Posted On: September 17, 2012 - By: Curtis Seaman


VIIRS has seen Hell and, luckily, it did not get scared. No, I’m not talking about Hell, Michigan, which is actually a nice place (and not as scary as their website would indicate). I’m talking about the Gates of Hell (or Door to Hell, depending on who you talk to) in Turkmenistan. You can see a single video of it here and, if that isn’t enough to get a sense of it, someone compiled a list of 296 videos of the Gates of Hell near Derweze/Darvaza, Turkmenistan.

Turkmenistan doesn’t have much – 80% of it is the Karakum Desert – but it does have a lot of oil and natural gas deposits. Back in 1971, the Soviet Union wanted to take advantage of these deposits, so they began drilling a gas well near the town of Derweze. Unfortunately, the drilling opened up a sinkhole that ate the drilling rig and caused the natural gas to leak out in large quantities. Oh, no! What to do now? Light it on fire!

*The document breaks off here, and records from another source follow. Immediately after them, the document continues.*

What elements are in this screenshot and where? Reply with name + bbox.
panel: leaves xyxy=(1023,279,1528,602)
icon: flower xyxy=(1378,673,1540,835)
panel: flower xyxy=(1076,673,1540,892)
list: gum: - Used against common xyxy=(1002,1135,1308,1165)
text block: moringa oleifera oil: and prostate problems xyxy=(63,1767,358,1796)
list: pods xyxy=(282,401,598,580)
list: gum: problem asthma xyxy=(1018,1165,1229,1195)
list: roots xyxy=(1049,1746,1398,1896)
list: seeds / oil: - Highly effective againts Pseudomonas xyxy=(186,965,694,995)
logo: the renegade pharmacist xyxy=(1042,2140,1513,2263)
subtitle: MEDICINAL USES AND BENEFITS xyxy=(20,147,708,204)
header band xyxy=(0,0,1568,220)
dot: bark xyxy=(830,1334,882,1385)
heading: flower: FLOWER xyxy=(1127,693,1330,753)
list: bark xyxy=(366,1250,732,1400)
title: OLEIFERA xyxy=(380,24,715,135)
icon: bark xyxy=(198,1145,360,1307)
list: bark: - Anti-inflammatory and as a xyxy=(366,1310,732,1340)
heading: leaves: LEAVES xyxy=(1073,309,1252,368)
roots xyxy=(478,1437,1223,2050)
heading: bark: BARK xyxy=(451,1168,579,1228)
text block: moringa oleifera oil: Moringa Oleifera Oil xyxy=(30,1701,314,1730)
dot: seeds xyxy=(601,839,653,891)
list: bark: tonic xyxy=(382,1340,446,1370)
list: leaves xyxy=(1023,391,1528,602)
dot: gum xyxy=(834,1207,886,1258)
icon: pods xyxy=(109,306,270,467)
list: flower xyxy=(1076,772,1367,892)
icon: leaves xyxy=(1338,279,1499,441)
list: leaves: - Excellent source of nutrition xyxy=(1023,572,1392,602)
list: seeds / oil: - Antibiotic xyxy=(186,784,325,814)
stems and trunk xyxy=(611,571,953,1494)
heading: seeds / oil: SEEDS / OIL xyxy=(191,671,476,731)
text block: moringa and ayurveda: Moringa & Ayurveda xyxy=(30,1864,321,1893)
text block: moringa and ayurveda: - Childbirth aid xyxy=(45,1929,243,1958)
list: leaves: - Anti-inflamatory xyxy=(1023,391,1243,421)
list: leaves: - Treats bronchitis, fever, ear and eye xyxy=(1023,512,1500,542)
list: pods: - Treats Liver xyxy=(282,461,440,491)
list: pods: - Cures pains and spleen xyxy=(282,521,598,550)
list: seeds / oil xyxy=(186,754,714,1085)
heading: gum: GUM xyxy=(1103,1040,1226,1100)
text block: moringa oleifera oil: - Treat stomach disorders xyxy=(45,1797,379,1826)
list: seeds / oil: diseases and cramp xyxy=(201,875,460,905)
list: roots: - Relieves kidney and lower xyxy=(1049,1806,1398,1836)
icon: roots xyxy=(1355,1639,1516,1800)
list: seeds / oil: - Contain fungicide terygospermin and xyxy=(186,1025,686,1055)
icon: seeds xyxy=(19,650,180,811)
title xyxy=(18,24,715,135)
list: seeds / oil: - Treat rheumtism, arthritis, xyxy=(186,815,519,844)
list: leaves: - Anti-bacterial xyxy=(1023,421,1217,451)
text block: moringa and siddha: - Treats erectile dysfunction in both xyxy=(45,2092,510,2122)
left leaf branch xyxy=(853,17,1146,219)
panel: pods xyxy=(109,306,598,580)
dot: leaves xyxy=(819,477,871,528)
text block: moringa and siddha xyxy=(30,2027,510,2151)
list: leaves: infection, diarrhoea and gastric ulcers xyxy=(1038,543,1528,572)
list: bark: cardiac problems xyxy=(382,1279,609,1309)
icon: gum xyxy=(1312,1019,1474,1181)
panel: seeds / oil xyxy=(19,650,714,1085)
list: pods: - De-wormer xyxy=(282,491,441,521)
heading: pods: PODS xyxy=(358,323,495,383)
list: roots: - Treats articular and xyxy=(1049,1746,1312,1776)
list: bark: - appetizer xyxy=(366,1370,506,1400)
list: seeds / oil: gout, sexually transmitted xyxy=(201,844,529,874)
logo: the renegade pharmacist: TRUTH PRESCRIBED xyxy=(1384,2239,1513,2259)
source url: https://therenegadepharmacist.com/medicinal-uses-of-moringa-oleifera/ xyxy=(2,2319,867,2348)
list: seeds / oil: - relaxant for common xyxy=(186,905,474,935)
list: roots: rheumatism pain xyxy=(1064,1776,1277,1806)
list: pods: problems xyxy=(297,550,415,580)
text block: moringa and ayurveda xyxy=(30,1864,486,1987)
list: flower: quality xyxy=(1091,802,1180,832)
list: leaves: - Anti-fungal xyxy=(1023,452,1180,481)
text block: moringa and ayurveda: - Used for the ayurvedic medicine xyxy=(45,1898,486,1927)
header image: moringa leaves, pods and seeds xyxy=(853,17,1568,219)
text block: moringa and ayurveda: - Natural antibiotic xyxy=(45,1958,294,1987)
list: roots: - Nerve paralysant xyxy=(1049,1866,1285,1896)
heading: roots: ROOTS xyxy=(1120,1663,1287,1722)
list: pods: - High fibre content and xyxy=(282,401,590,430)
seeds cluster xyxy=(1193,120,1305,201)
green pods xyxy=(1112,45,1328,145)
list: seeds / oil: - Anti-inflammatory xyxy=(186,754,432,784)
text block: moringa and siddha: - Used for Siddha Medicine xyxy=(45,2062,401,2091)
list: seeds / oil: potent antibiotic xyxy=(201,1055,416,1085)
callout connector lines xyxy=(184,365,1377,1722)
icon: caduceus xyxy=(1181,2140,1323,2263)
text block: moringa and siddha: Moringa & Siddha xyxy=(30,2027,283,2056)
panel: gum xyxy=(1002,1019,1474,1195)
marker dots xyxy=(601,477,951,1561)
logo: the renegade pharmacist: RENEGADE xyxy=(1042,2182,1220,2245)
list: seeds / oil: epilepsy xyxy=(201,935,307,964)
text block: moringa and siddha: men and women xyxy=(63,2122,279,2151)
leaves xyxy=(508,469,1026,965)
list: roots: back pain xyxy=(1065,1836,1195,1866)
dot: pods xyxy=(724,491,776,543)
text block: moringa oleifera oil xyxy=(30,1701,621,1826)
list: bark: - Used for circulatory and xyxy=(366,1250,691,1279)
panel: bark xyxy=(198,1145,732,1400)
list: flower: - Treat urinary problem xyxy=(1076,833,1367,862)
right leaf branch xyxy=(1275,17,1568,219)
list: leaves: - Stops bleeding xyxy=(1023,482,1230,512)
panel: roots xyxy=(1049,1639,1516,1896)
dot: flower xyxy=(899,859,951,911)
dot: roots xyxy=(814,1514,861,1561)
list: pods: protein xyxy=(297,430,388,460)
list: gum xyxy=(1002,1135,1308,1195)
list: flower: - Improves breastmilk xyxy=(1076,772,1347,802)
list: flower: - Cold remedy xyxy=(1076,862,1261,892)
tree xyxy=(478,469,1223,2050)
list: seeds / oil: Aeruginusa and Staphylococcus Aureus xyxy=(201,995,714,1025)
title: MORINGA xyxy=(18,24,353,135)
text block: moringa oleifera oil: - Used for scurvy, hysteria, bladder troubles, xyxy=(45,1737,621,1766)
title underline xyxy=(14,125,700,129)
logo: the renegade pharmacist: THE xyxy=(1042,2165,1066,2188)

The team of geologists thought that the best way to prevent the town from being suffocated by the toxic fumes was to ignite the gas, let it burn itself out in a few days, and return to see what the damage was. Guess what? That fire is still burning today – 41 years later!

This constantly burning crater is only 230 ft (70 m) across. So it may come as a surprise (to some people, at least) that VIIRS has no trouble seeing it. The highest-resolution channels on VIIRS have a spatial resolution of ~375 m at nadir. The fiery pit is so visible, the Day/Night Band (DNB), with ~740 m resolution, makes the Gates of Hell look like the biggest town in central Turkmenistan:

VIIRS Day/Night Band image of Turkmenistan, taken 22:26 UTC 13 September 2012

VIIRS Day/Night Band image of Turkmenistan, taken 22:26 UTC 13 September 2012

The red arrow points out the light source that is the Gates of Hell. One other thing to note from this image is all the lights in the Caspian Sea. Those are oil rigs, with the largest light source (the one closest to the center of the Caspian Sea) being the floating/sinking city of Neft Daşları (a.k.a Oily Rocks), which sounds like a pretty interesting/sad/weird place to work.

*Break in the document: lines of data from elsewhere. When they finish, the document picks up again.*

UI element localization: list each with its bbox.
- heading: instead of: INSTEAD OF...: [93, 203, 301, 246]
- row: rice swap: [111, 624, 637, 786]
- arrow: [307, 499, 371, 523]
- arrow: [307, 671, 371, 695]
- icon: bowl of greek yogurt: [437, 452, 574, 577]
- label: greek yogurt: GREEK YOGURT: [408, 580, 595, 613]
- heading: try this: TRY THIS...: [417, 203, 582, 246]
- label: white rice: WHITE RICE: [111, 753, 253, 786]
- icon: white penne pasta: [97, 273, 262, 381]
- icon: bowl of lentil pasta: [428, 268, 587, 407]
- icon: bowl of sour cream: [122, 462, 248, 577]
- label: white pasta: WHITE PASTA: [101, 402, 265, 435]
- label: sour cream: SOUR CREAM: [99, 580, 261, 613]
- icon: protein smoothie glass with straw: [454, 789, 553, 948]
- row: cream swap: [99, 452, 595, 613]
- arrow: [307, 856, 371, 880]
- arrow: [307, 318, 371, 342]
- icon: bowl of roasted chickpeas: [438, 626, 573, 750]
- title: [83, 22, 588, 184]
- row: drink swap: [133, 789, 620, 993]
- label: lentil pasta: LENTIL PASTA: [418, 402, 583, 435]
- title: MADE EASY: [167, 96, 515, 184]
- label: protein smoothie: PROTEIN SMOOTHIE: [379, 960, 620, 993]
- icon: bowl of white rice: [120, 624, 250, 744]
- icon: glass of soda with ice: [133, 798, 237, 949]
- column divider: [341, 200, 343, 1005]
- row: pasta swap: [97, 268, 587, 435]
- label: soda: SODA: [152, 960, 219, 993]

In case you think the lights are coming from the town of Derweze and not the actual Gates of Hell, here’s a zoomed in image from the DNB along with the M-12 (3.7 µm) brightness temperatures:

VIIRS Day/Night Band image of the Derweze "Gates of Hell", Turkmenistan, taken 22:26 UTC 13 September 2012

VIIRS Day/Night Band image of the Derweze "Gates of Hell", Turkmenistan, taken 22:26 UTC 13 September 2012

VIIRS channel I-04 image of the Derweze "Gates of Hell", Turkmenistan, taken 22:26 UTC 13 September 2012

VIIRS channel M-12 image of the Derweze "Gates of Hell", Turkmenistan, taken 22:26 UTC 13 September 2012. The color scale ranges from 210 K (white) to 300 K (black).

The Gates of Hell is the only light source that also shows up as a 345 K hot spot in channel M-12. Since this is a nighttime image, the signal in M-12 comes only from emission from the Earth (and clouds, etc.) without any contribution from solar reflection (as there would be during the day). What you see in the M-12 image is the temperature of the objects in the scene, just like a typical infrared (IR) satellite image, except with higher sensitivity to sub-pixel heat sources. The clouds show up as cold (bright, in this color table) above the warmer (darker) land surface. Sarygamysh Lake (and a few other smaller lakes) show up as really warm (dark) because the desert floor at night cools off much more than the water does.

The moon here was only ~10% full, so there wasn’t enough light reflecting off the few clouds in the scene for the DNB to detect them. In fact, with so little moonlight, everything is dark in the DNB. Everything, that is, except for the towns, villages and flaming craters of burning methane.